The Property Redress Scheme, one of two approved ombudsman-style schemes for the private rental sector, has published the findings from a major survey.
Some 2,700 landlords and letting agents were consulted and according g to PRS the results highlight “a pivotal crossroads for the PRS, with a clear call for legislative reform and greater government support.”
Compliance with regulations emerges as a significant burden, necessitating streamlined processes and policy adjustments. The sector’s resilience is evident, but concerns over financial sustainability and market viability persist.
Here are key highlights from the survey, with the Property Redress Scheme’s own commentary.
Self-management increased from 56.3% in 2022 to 65% in 2023, which in the era of compliance and legislative reform is surprising. But nearly a fifth of landlords (19%) adopt a hybrid approach, perhaps something more may consider in future. However, it would seem landlords like self-managing, with a substantial majority (84.8%) expressing confidence in their property management choices.
Fitness for purpose – Only 43.3% of landlords and 52.2% of agents feel the sector is ‘fit for purpose’. Reasons cited include regulation, poorer tax breaks, increased mortgage costs, upgrade costs and removal of Section 24. This is a significant drop on last year when a strong majority of agents (76%) and landlords (72%) felt it was fit for purpose, citing regular income and protective regulations as key reasons.
Value for money – At the start of 2023, the majority of landlords felt that renting offers good value for money for tenants (85.8%). Many offer below market rents, have long standing tenants, or have absorbed mortgage interest increases.

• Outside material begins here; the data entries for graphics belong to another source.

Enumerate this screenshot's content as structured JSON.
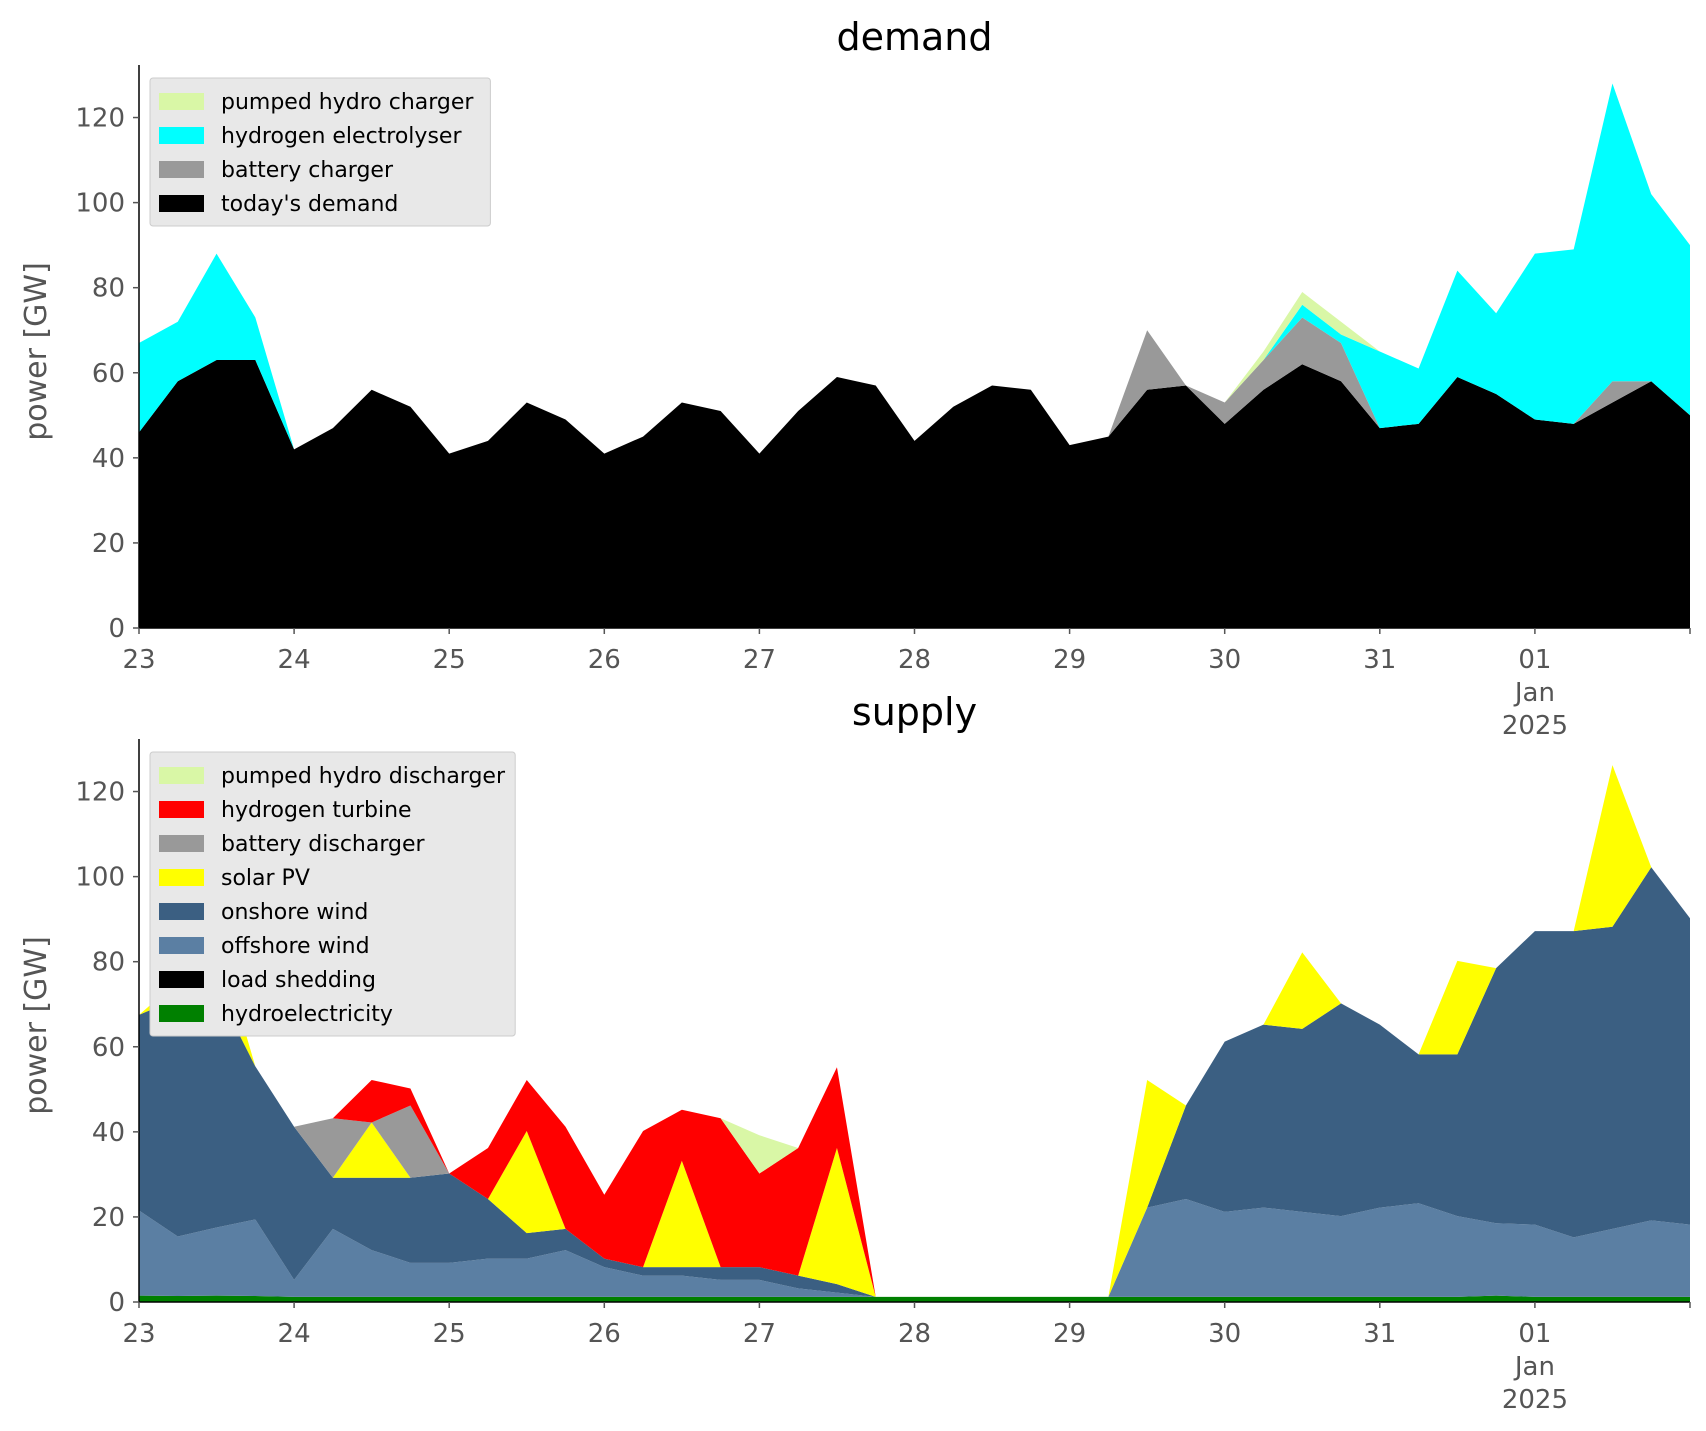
{
  "chart_data": [
    {
      "type": "area",
      "stacked": true,
      "title": "demand",
      "xlabel": "",
      "ylabel": "power [GW]",
      "ylim": [
        0,
        130
      ],
      "yticks": [
        0,
        20,
        40,
        60,
        80,
        100,
        120
      ],
      "x_days": [
        0,
        0.25,
        0.5,
        0.75,
        1,
        1.25,
        1.5,
        1.75,
        2,
        2.25,
        2.5,
        2.75,
        3,
        3.25,
        3.5,
        3.75,
        4,
        4.25,
        4.5,
        4.75,
        5,
        5.25,
        5.5,
        5.75,
        6,
        6.25,
        6.5,
        6.75,
        7,
        7.25,
        7.5,
        7.75,
        8,
        8.25,
        8.5,
        8.75,
        9,
        9.25,
        9.5,
        9.75,
        10
      ],
      "xticks": [
        {
          "day": 0,
          "label": [
            "23"
          ]
        },
        {
          "day": 1,
          "label": [
            "24"
          ]
        },
        {
          "day": 2,
          "label": [
            "25"
          ]
        },
        {
          "day": 3,
          "label": [
            "26"
          ]
        },
        {
          "day": 4,
          "label": [
            "27"
          ]
        },
        {
          "day": 5,
          "label": [
            "28"
          ]
        },
        {
          "day": 6,
          "label": [
            "29"
          ]
        },
        {
          "day": 7,
          "label": [
            "30"
          ]
        },
        {
          "day": 8,
          "label": [
            "31"
          ]
        },
        {
          "day": 9,
          "label": [
            "01",
            "Jan",
            "2025"
          ]
        }
      ],
      "legend_position": "upper-left",
      "series": [
        {
          "name": "today's demand",
          "color": "#000000",
          "values": [
            46,
            58,
            63,
            63,
            42,
            47,
            56,
            52,
            41,
            44,
            53,
            49,
            41,
            45,
            53,
            51,
            41,
            51,
            59,
            57,
            44,
            52,
            57,
            56,
            43,
            45,
            56,
            57,
            48,
            56,
            62,
            58,
            47,
            48,
            59,
            55,
            49,
            48,
            53,
            58,
            50
          ]
        },
        {
          "name": "battery charger",
          "color": "#999999",
          "values": [
            0,
            0,
            0,
            0,
            0,
            0,
            0,
            0,
            0,
            0,
            0,
            0,
            0,
            0,
            0,
            0,
            0,
            0,
            0,
            0,
            0,
            0,
            0,
            0,
            0,
            0,
            14,
            0,
            5,
            7,
            11,
            9,
            0,
            0,
            0,
            0,
            0,
            0,
            5,
            0,
            0
          ]
        },
        {
          "name": "hydrogen electrolyser",
          "color": "#00ffff",
          "values": [
            21,
            14,
            25,
            10,
            0,
            0,
            0,
            0,
            0,
            0,
            0,
            0,
            0,
            0,
            0,
            0,
            0,
            0,
            0,
            0,
            0,
            0,
            0,
            0,
            0,
            0,
            0,
            0,
            0,
            0,
            3,
            2,
            18,
            13,
            25,
            19,
            39,
            41,
            70,
            44,
            40
          ]
        },
        {
          "name": "pumped hydro charger",
          "color": "#d9f7a6",
          "values": [
            0,
            0,
            0,
            0,
            0,
            0,
            0,
            0,
            0,
            0,
            0,
            0,
            0,
            0,
            0,
            0,
            0,
            0,
            0,
            0,
            0,
            0,
            0,
            0,
            0,
            0,
            0,
            0,
            0,
            2,
            3,
            3,
            0,
            0,
            0,
            0,
            0,
            0,
            0,
            0,
            0
          ]
        }
      ],
      "legend_order": [
        "pumped hydro charger",
        "hydrogen electrolyser",
        "battery charger",
        "today's demand"
      ]
    },
    {
      "type": "area",
      "stacked": true,
      "title": "supply",
      "xlabel": "",
      "ylabel": "power [GW]",
      "ylim": [
        0,
        130
      ],
      "yticks": [
        0,
        20,
        40,
        60,
        80,
        100,
        120
      ],
      "x_days": [
        0,
        0.25,
        0.5,
        0.75,
        1,
        1.25,
        1.5,
        1.75,
        2,
        2.25,
        2.5,
        2.75,
        3,
        3.25,
        3.5,
        3.75,
        4,
        4.25,
        4.5,
        4.75,
        5,
        5.25,
        5.5,
        5.75,
        6,
        6.25,
        6.5,
        6.75,
        7,
        7.25,
        7.5,
        7.75,
        8,
        8.25,
        8.5,
        8.75,
        9,
        9.25,
        9.5,
        9.75,
        10
      ],
      "xticks": [
        {
          "day": 0,
          "label": [
            "23"
          ]
        },
        {
          "day": 1,
          "label": [
            "24"
          ]
        },
        {
          "day": 2,
          "label": [
            "25"
          ]
        },
        {
          "day": 3,
          "label": [
            "26"
          ]
        },
        {
          "day": 4,
          "label": [
            "27"
          ]
        },
        {
          "day": 5,
          "label": [
            "28"
          ]
        },
        {
          "day": 6,
          "label": [
            "29"
          ]
        },
        {
          "day": 7,
          "label": [
            "30"
          ]
        },
        {
          "day": 8,
          "label": [
            "31"
          ]
        },
        {
          "day": 9,
          "label": [
            "01",
            "Jan",
            "2025"
          ]
        }
      ],
      "legend_position": "upper-left",
      "series": [
        {
          "name": "hydroelectricity",
          "color": "#008000",
          "values": [
            1.5,
            1.4,
            1.5,
            1.4,
            1.2,
            1.2,
            1.2,
            1.2,
            1.2,
            1.2,
            1.2,
            1.2,
            1.2,
            1.2,
            1.2,
            1.2,
            1.2,
            1.2,
            1.2,
            1.2,
            1.2,
            1.2,
            1.2,
            1.2,
            1.2,
            1.2,
            1.2,
            1.2,
            1.2,
            1.2,
            1.2,
            1.2,
            1.2,
            1.2,
            1.2,
            1.5,
            1.2,
            1.2,
            1.2,
            1.2,
            1.2
          ]
        },
        {
          "name": "load shedding",
          "color": "#000000",
          "values": [
            0,
            0,
            0,
            0,
            0,
            0,
            0,
            0,
            0,
            0,
            0,
            0,
            0,
            0,
            0,
            0,
            0,
            0,
            0,
            0,
            0,
            0,
            0,
            0,
            0,
            0,
            0,
            0,
            0,
            0,
            0,
            0,
            0,
            0,
            0,
            0,
            0,
            0,
            0,
            0,
            0
          ]
        },
        {
          "name": "offshore wind",
          "color": "#5b7fa3",
          "values": [
            20,
            14,
            16,
            18,
            4,
            16,
            11,
            8,
            8,
            9,
            9,
            11,
            7,
            5,
            5,
            4,
            4,
            2,
            1,
            0,
            0,
            0,
            0,
            0,
            0,
            0,
            21,
            23,
            20,
            21,
            20,
            19,
            21,
            22,
            19,
            17,
            17,
            14,
            16,
            18,
            17
          ]
        },
        {
          "name": "onshore wind",
          "color": "#3b5f82",
          "values": [
            46,
            56,
            56,
            36,
            36,
            12,
            17,
            20,
            21,
            14,
            6,
            5,
            2,
            2,
            2,
            3,
            3,
            3,
            2,
            0,
            0,
            0,
            0,
            0,
            0,
            0,
            0,
            22,
            40,
            43,
            43,
            50,
            43,
            35,
            38,
            60,
            69,
            72,
            71,
            83,
            72
          ]
        },
        {
          "name": "solar PV",
          "color": "#ffff00",
          "values": [
            0,
            4,
            13,
            0,
            0,
            0,
            13,
            0,
            0,
            0,
            24,
            0,
            0,
            0,
            25,
            0,
            0,
            0,
            32,
            0,
            0,
            0,
            0,
            0,
            0,
            0,
            30,
            0,
            0,
            0,
            18,
            0,
            0,
            0,
            22,
            0,
            0,
            0,
            38,
            0,
            0
          ]
        },
        {
          "name": "battery discharger",
          "color": "#999999",
          "values": [
            0,
            0,
            0,
            0,
            0,
            14,
            0,
            17,
            0,
            0,
            0,
            0,
            0,
            0,
            0,
            0,
            0,
            0,
            0,
            0,
            0,
            0,
            0,
            0,
            0,
            0,
            0,
            0,
            0,
            0,
            0,
            0,
            0,
            0,
            0,
            0,
            0,
            0,
            0,
            0,
            0
          ]
        },
        {
          "name": "hydrogen turbine",
          "color": "#ff0000",
          "values": [
            0,
            0,
            0,
            0,
            0,
            0,
            10,
            4,
            0,
            12,
            12,
            24,
            15,
            32,
            12,
            35,
            22,
            30,
            19,
            0,
            0,
            0,
            0,
            0,
            0,
            0,
            0,
            0,
            0,
            0,
            0,
            0,
            0,
            0,
            0,
            0,
            0,
            0,
            0,
            0,
            0
          ]
        },
        {
          "name": "pumped hydro discharger",
          "color": "#d9f7a6",
          "values": [
            0,
            0,
            0,
            0,
            0,
            0,
            0,
            0,
            0,
            0,
            0,
            0,
            0,
            0,
            0,
            0,
            9,
            0,
            0,
            0,
            0,
            0,
            0,
            0,
            0,
            0,
            0,
            0,
            0,
            0,
            0,
            0,
            0,
            0,
            0,
            0,
            0,
            0,
            0,
            0,
            0
          ]
        }
      ],
      "load_shedding_values": [
        0,
        0,
        0,
        0,
        0,
        0,
        0,
        0,
        0,
        0,
        0,
        0,
        0,
        0,
        0,
        0,
        0,
        0,
        0,
        0,
        0,
        0,
        0,
        0,
        0,
        0,
        0,
        0,
        0,
        0,
        0,
        0,
        0,
        0,
        0,
        0,
        0,
        0,
        0,
        0,
        0
      ],
      "legend_order": [
        "pumped hydro discharger",
        "hydrogen turbine",
        "battery discharger",
        "solar PV",
        "onshore wind",
        "offshore wind",
        "load shedding",
        "hydroelectricity"
      ]
    }
  ]
}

Just 14.2% of landlords changed their minds over the year. 73.2% of agents also believed at the beginning of 2023 that renting offered good value for money for tenants (compared to almost 90% at the beginning of 2022), but 23.2% of them have since changed their opinion. This is due to factors such as reduction in supply and tenants outbidding each other.

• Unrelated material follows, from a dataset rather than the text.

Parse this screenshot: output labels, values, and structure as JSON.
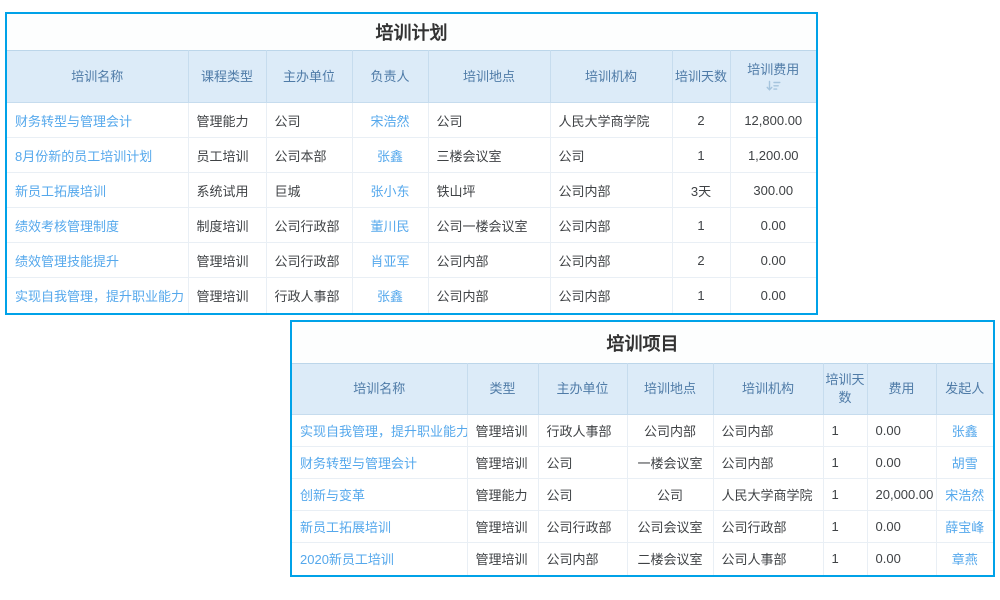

Financial return – Despite the majority feeling that renting offers good value for money for tenants, only 51.7% of landlords were satisfied with their financial return in 2023 (a drop from 79.2% at the beginning of 2022), compared with 63.1% of agents.
Government support – 61.9% of landlords said they felt ‘not supported at all’ by the Government (an increase from 43% in 2022) with 78.6% saying that legislation ‘hinders’ landlords, compared with 48% in 2022. 50.2% of agents feel they are not supported at all by government.

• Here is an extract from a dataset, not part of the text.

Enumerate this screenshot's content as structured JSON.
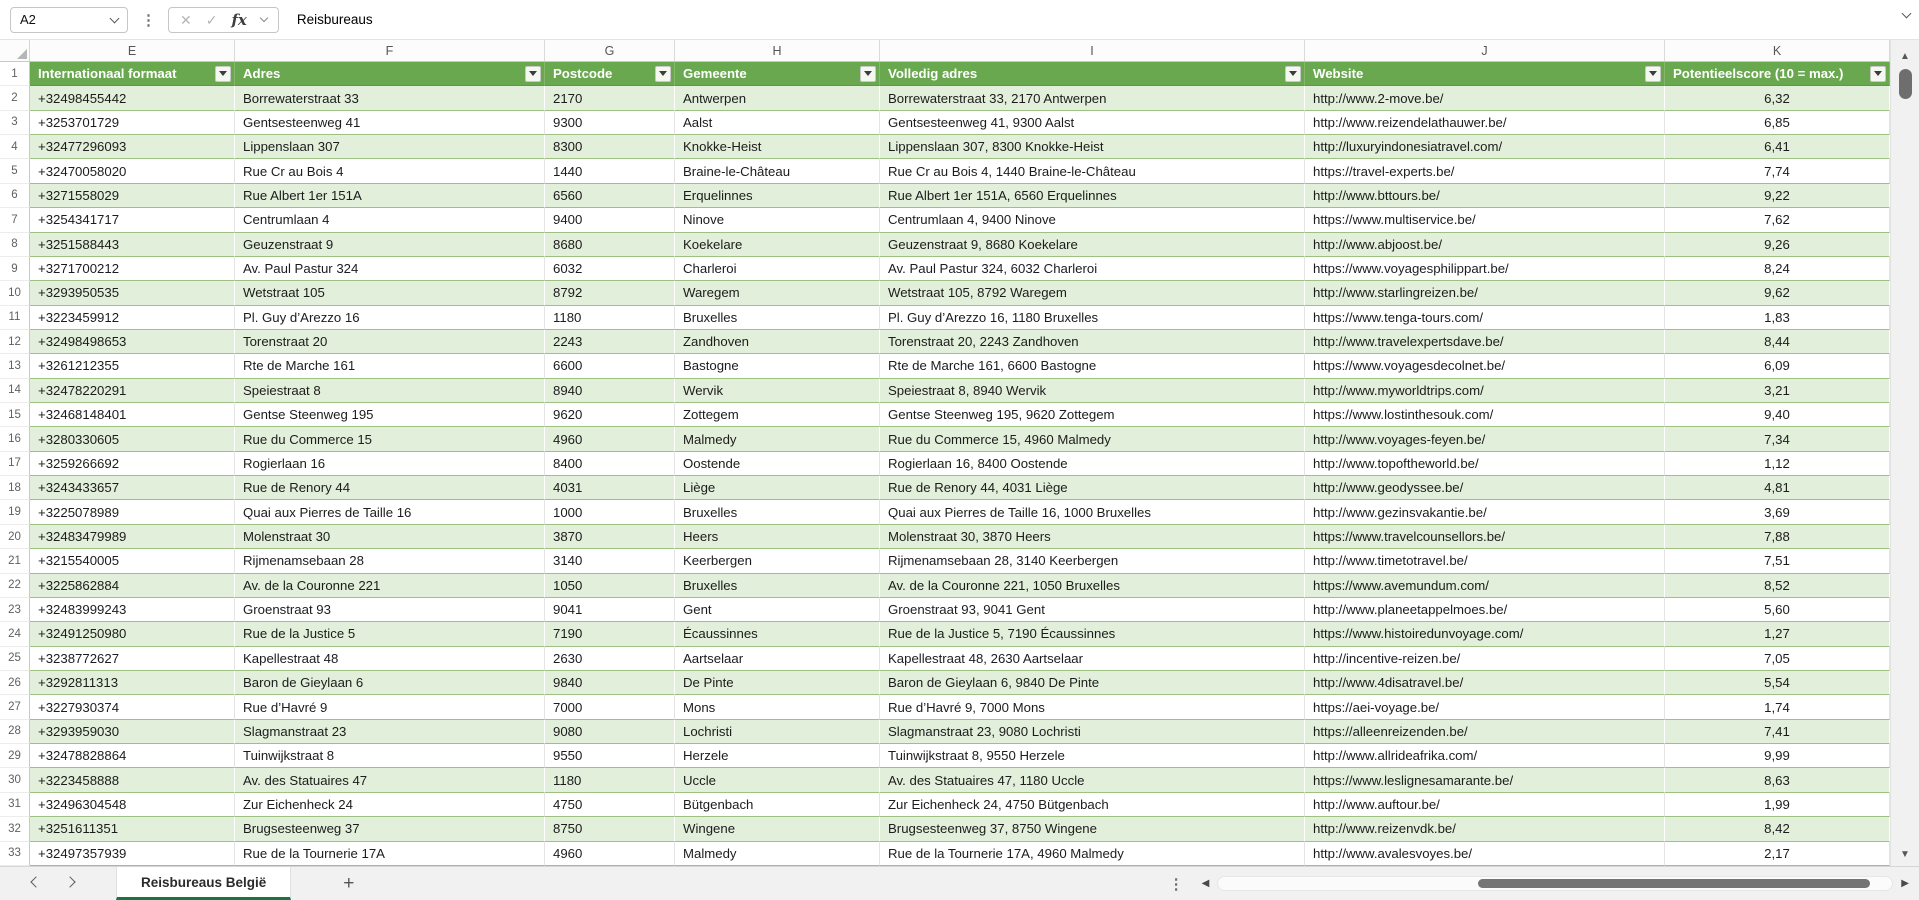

Biggest challenge – The overwhelming majority (67.5%) of landlords indicate that legislation is the biggest challenge they face. This is a steep increase compared to the 2022 survey, when legislation was a top concern for well under half (39%) of landlords. Agents also said legislation is the biggest challenge (58.3%), overshadowing traditional concerns such as property maintenance and rent payments. This contradicts why the majority of landlords still choose to self-manage. However, despite finding legislation challenging, 89.4% of landlords said they are very or quite confident in compliance with legislative requirements.
Section 21 – A majority of landlords (80.5%) and agents (71.9%) view the abolition of Section 21 negatively. This is a significant increase from 39.2% of agents and 49.2% of landlords in our 2022 survey.
Pets in lets – Only 8.7% of landlords are in favour of having pets in their property, compared to 30.4% in 2022. 49.6% said they were strongly or very strongly against, a slight increase on the 40.1% who were strongly or very strongly against in 2022.
Future outlook – Despite challenges, 57.1% of landlords see themselves continuing their journey in the rental sector in three years’ time. This is a significant decline on our 2022 survey, where a strong majority of landlords (80%) envisioned themselves continuing in their role. A majority of agents (67.8%) see themselves still being in the role in three years compared to 76.7% in 2022.